Friday, February 18, 2011

The Spartathlon Journey - I

Weekly speed work sessions. Long weekend runs. 50 - 60 miles per week. I love running and I run 3 week micro-cycles of high, high & low mileage pretty much all through the year. Having a goal though, i.e. a race, to train for makes it very different.

There was a time when I used to be obsessed with training schedules and would feel low if I missed a session especially a long run. Age and lots and lots of miles under my feet have transmuted that obsession into something akin to an eagerness to experience running for running's sake. Every run, be it one where my breathing is labored (allergies/exercise induced asthma?) or a muscle or tendon is tight or one where I am floating with every sinew and joint in perfect harmony, is priceless.

This Spartathlon training is, I am slowly finding out, a double-edged sword. Some of that old obsession is creeping back in albeit slowly and I am fighting as hard as I can to send it back into the dungeons of my mind whence it escaped. The joy of being able to tread the same path trod on by Yiannis Kouros, Scott Jurek, John Foden and, probably, Phidippides is being counterbalanced by the fear of "failure".

The Spartathlon is a tough, tough race. It will take all I have, and a lot more besides, to get to 100 miles in under 23 hours leave alone finishing all 153 miles in 36 hours.

My training and my determination will not let me down. Of this I am very sure. Will my training and determination carry me to the Finish line in time? Of this I am not very sure.

The Ego, though, is insidious and rears its head to step into the fray. It is the Ego that fears "failure" and it is the Ego that forces me to get obsessive about the training.

I read something very nice on Catra Corbett's Facebook page:
Believing in yourself is an endless destination.
Believing you have failed is the end of your journey.

I have always believed in myself completely. That changed a bit after (a) my aborted Tahoe Rim Trail 100M effort in 2008 and (b) my inability to complete the 250-mile Thames Ring race (I stopped at 183 miles) in 2009. I was only able to put those "failures" in perspective with the help of friends and, eventually, my belief in myself and the faith that I had made the correct decision in that moment.

I wonder what Phidippides must have felt when he took the first steps on his journey to Sparta on that fateful morning in August or September, 490 B.C.? He probably had family in Athens, maybe a wife, children, parents, sisters, brothers or friends who might end up either dead or in slavery should the Persians vanquish the Athenian hoplites. What stress to run 250km under!

He ran to Sparta where the Spartans, in the middle of a religious festival called the Carneia, informed him that they would start out for Athens 4 days hence. Phidippides ran all the way back to Athens to inform the Senate that Spartan help was not coming immediately. The run to Sparta in 36 odd hours. The run back in 40 hours? 300+ miles in just over 3 days. What an uber-athlete he must have been!!

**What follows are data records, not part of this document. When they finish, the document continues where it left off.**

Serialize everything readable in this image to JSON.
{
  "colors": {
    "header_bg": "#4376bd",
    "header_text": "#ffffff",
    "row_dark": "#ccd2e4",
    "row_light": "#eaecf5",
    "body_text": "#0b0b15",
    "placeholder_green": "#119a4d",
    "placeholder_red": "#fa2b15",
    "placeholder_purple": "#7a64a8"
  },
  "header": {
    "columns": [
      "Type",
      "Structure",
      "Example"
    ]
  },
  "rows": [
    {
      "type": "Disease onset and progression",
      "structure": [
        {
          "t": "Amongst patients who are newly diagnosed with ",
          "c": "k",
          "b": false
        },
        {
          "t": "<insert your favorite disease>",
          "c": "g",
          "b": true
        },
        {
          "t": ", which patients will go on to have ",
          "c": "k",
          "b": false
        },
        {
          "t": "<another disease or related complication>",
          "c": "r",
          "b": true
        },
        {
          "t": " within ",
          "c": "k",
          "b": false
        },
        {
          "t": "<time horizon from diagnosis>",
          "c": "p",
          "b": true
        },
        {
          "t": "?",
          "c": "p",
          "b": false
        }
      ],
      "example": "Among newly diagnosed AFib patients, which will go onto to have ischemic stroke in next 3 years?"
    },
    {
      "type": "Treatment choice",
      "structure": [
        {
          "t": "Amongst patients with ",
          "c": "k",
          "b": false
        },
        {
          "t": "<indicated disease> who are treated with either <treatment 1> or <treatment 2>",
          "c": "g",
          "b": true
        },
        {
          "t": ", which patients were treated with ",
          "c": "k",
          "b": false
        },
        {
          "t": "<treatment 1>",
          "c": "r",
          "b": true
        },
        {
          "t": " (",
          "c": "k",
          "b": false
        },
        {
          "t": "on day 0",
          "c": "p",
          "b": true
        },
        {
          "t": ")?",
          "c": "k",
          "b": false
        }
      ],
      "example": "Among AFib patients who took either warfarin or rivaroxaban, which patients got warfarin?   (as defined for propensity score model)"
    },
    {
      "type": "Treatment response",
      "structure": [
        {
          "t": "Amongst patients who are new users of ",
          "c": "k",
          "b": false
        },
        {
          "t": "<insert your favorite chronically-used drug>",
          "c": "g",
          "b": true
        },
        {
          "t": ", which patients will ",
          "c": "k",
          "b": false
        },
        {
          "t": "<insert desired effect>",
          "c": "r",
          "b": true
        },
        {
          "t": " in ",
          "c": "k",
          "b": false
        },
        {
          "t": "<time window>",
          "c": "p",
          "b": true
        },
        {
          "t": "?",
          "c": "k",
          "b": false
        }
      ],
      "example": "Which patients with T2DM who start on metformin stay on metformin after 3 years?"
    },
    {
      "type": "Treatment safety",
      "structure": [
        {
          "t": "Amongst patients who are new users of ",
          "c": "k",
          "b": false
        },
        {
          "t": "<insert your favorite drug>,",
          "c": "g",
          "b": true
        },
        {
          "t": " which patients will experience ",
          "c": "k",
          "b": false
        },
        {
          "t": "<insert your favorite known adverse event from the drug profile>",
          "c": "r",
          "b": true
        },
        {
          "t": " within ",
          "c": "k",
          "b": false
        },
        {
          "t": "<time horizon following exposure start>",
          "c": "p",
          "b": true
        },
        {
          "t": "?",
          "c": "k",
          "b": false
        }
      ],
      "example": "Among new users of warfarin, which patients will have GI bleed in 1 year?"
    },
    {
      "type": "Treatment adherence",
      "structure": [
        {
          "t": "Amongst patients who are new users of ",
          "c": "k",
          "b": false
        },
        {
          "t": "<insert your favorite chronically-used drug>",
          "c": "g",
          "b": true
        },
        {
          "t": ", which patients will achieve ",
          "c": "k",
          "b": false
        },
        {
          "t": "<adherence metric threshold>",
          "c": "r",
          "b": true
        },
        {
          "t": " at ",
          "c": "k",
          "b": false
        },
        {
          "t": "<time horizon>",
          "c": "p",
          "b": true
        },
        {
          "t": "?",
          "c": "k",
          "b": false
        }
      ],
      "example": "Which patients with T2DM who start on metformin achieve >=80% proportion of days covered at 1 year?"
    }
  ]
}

Back to my training. Last week I missed my Wednesday track session. Thursday was a beautiful day and I decided to do an impromptu track session on a levee near the office. I ran to the levee, a mile from the office, and paced out a half mile section on it. My first 800m was in an uncomfortable 3:17 (6:38 per mile pace, 22 seconds faster than desired).

The times for the 7x800m were 3:17, 3:20, 3:23, 3:26, 3:27, 3:31 & 3:19. On the track I get pace feedback every 200m and am able to make micro-adjustments to finish up between 3:27 - 3:30. The levee had no such markers even though I was wearing a Garmin. Garmin's paces lag by as much as 45 seconds at times and so I do not rely on Garmin's pace numbers. The next time I do a similar workout on that levee I intend to put markers every 200m to simulate the track.

Let me end with a poem I wrote last year during my Spartathlon crewing stint for Nattu Natraj.


The soft murmur of a caressing breeze:
Fleeting Time stands still. There is just music.
Of Life this is what the Soul wants and sees;
No moments gone. None to come. Just this tick.
Oh what a gift you have bestowed on me
Ancient Athens and your proud Parthenon.
Your people, your hills and your warm, blue sea.
Waiting for your embrace half a life gone.
As though in a dream barely remembered,
Whose faint images one so aches to hold,
You blend in with your tales I've told and heard.
You are sweet, alluring, proud, young yet old.
To the Soul the images have now gone
Of a blue sky and the proud Parthenon.